Даже сейчас, казалось, воспоминания должны были принести подобные ощущения. Но этого не было. Почему?

Когда он закончил смывать с себя мыло, до него внезапно дошло, все сразу.

Тави прорычал приглушенные проклятья, тяжело вылезая из ванны. Он схватил полотенце, быстро вытерся, схватил простой халат со стула, стоящего поблизости, и засунул в него все еще влажные руки. Он прошествовал из палатки для купаний в центральный двор.

В палатке-кабаке раздавался тот или иной шум, и Тави появился вовремя, чтобы увидеть, как Борс вваливается внутрь кабака. Он заметил, как слепая женщина по-прежнему играет на своей флейте возле одной из палаток, и направился к ней.

— Что ты делаешь? — прошипел он на нее.

Слепая женщина положила свою свирель и ее губы изогнулись в улыбке.

— Считаю дни, пока ты поймешь, кто я, — парировала она. — Хотя я подумывала начать считать недели.

— Ты с ума сошла? — вопросил Тави суровым шепотом. — Если кто-нибудь поймет, что ты марат…

— … они будут более наблюдательны, чем ты, алеранец, — фыркнула Китаи.

— Ты должна была встретиться с семьей в Цересе.

— Как и ты, — сказала она.

Тави скривился. Теперь, когда он знал, кто такая Герта на самом деле, то вся маскировка внешности Китаи стала до боли очевидна. Она окрасила свои прекрасные серебристо-белые волосы в черные и умышленно спутала их, как будто они такие и были. Оспины на ее лице, несомненно были разновидностью какой-то косметики, а повязка слепой женщины скрывали ее экзотические раскосые глаза.

— Я не могу поверить в то, что Первый Лорд позволил тебе так просто уехать.

Она рассмеялась и показала свои белоснежные зубы.

— Никто никогда не говорил мне, куда я могу или не могу идти. Ни мой отец. Ни Первый Лорд. Ни ты.

— Все равно. Нам нужно, чтобы ты покинула это место.

— Нет, — сказала Китаи. — Ты же должен узнать кому Парсианский купец передает свою информацию.

Тави заморгал. — Как ты…

— Если ты помнишь, — сказала она, смеясь, — у меня очень хороший слух, алеранец. И пока я сидела здесь, я многое узнала. Мало кто опасается, что их речи услышит сумасшедшая.

— Ты сидишь только здесь?

— Ночью я могу двигаться свободней и слышать больше.

— Зачем? — спросил Тави.

Она приподняла бровь. — Я делаю то, что делала на протяжении нескольких лет, алеранец. Я Наблюдаю за тобой и тебе подобными. Я учусь у вас.
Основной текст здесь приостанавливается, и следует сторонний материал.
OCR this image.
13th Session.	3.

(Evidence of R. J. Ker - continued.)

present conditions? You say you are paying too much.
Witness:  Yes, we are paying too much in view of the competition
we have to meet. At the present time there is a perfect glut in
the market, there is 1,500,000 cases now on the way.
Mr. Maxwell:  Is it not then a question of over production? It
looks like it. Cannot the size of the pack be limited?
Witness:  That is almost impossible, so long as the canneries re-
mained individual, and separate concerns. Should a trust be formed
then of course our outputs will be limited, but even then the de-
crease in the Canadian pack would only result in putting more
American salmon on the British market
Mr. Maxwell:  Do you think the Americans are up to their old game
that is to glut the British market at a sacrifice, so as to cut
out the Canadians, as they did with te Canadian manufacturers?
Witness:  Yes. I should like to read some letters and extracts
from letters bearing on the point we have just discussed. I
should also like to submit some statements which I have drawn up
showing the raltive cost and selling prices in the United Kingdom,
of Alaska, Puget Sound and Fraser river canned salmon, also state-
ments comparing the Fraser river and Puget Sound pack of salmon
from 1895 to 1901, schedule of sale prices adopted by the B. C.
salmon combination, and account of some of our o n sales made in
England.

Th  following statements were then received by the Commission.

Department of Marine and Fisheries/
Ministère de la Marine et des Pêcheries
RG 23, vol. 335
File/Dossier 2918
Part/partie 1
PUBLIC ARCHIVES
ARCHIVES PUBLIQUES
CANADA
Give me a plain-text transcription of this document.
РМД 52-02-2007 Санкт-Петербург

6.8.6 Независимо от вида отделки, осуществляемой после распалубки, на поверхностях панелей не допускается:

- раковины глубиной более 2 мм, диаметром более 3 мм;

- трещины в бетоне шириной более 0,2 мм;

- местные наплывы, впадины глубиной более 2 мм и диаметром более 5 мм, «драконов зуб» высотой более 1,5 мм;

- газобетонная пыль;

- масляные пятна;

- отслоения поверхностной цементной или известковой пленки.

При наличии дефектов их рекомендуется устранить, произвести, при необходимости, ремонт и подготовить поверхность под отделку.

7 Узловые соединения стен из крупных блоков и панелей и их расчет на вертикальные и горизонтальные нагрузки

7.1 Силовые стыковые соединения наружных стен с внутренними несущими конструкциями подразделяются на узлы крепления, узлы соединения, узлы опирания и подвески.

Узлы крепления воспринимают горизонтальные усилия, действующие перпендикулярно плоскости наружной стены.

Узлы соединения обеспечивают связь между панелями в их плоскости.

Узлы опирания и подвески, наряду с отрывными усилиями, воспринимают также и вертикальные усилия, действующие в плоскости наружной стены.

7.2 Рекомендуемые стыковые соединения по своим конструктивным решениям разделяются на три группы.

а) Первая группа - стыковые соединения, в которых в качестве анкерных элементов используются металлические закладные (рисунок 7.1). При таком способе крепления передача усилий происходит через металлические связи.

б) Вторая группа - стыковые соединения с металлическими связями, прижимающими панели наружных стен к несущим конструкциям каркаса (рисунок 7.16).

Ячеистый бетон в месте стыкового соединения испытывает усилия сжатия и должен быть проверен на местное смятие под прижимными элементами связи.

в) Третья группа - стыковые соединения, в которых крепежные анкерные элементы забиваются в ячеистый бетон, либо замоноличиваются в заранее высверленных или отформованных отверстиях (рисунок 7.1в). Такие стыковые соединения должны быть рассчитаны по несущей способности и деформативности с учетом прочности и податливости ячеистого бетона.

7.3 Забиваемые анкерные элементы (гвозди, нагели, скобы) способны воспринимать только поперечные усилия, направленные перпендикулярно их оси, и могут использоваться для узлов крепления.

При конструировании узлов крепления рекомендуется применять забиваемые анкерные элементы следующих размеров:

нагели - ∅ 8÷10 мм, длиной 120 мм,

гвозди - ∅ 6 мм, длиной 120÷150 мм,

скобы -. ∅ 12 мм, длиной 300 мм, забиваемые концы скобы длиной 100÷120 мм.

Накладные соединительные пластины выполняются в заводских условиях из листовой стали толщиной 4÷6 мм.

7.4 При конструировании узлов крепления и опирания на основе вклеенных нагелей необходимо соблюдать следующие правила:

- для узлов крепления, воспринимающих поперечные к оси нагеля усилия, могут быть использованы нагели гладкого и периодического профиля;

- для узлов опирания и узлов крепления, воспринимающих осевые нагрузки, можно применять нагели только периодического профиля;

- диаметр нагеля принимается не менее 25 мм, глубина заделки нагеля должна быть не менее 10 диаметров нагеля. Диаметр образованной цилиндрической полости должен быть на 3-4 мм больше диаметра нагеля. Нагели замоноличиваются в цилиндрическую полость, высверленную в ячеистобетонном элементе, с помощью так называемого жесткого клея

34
Тави издал короткий, раздраженный выдох, но коснулся ее плеча.

— Так здорово увидеть тебя.

Она потянулась вверх и сжала его ладонь, ее пальцы были лихорадочно теплыми. Она издала короткий, довольный смешок.

— Мне не нравится, когда тебя нет рядом.

Раздался пронзительный крик с дальней стороны Клуба, затем испачканный, пьяный легионер вылетел из кабака.

Борс появился следом за ним через секунду и начал применять нокаутирующие удары утяжеленной сапогом ногой, просто запинав пьяницу до тех пор, пока он не был выдворен из Клуба.

Китаи убрала свою руку от руки Тави, и, без ее обжигающего тепла, то место, где только что была ее ладонь, особенно сильно воспринимало прохладу вечернего воздуха.

— Итак, Сципио Руфус. Я думаю, что твое общение с оборванкой может быть воспринято кем-нибудь как более чем странное. Уходи. Спугнешь добычу.

— Нам нужно поговорить, — сказал Тави, — и как можно скорее.

Губи Китаи сложились в легкую чувственную улыбку.

— Довольно много вещей, которые нам нужно сделать как можно скорее, алеранец. Зачем портить их разговорами?

Тави покраснел, но красные отсветы заката помогли ему скрыть это. Китаи снова поднесла свою флейту к губам, сгорбилась и, сгорбившись, вернулась к исполнению своей роли. Борс покончил с выпроваживанием пьяниц и уселся на свое место возле костра. Тави покачал головой и вернулся к шатру с ваннами, чтобы забрать свою выстиранную одежду.

Он закрыл глаза, присел, слушая флейту Китаи, как было много раз до этого, и обнаружил, что улыбается.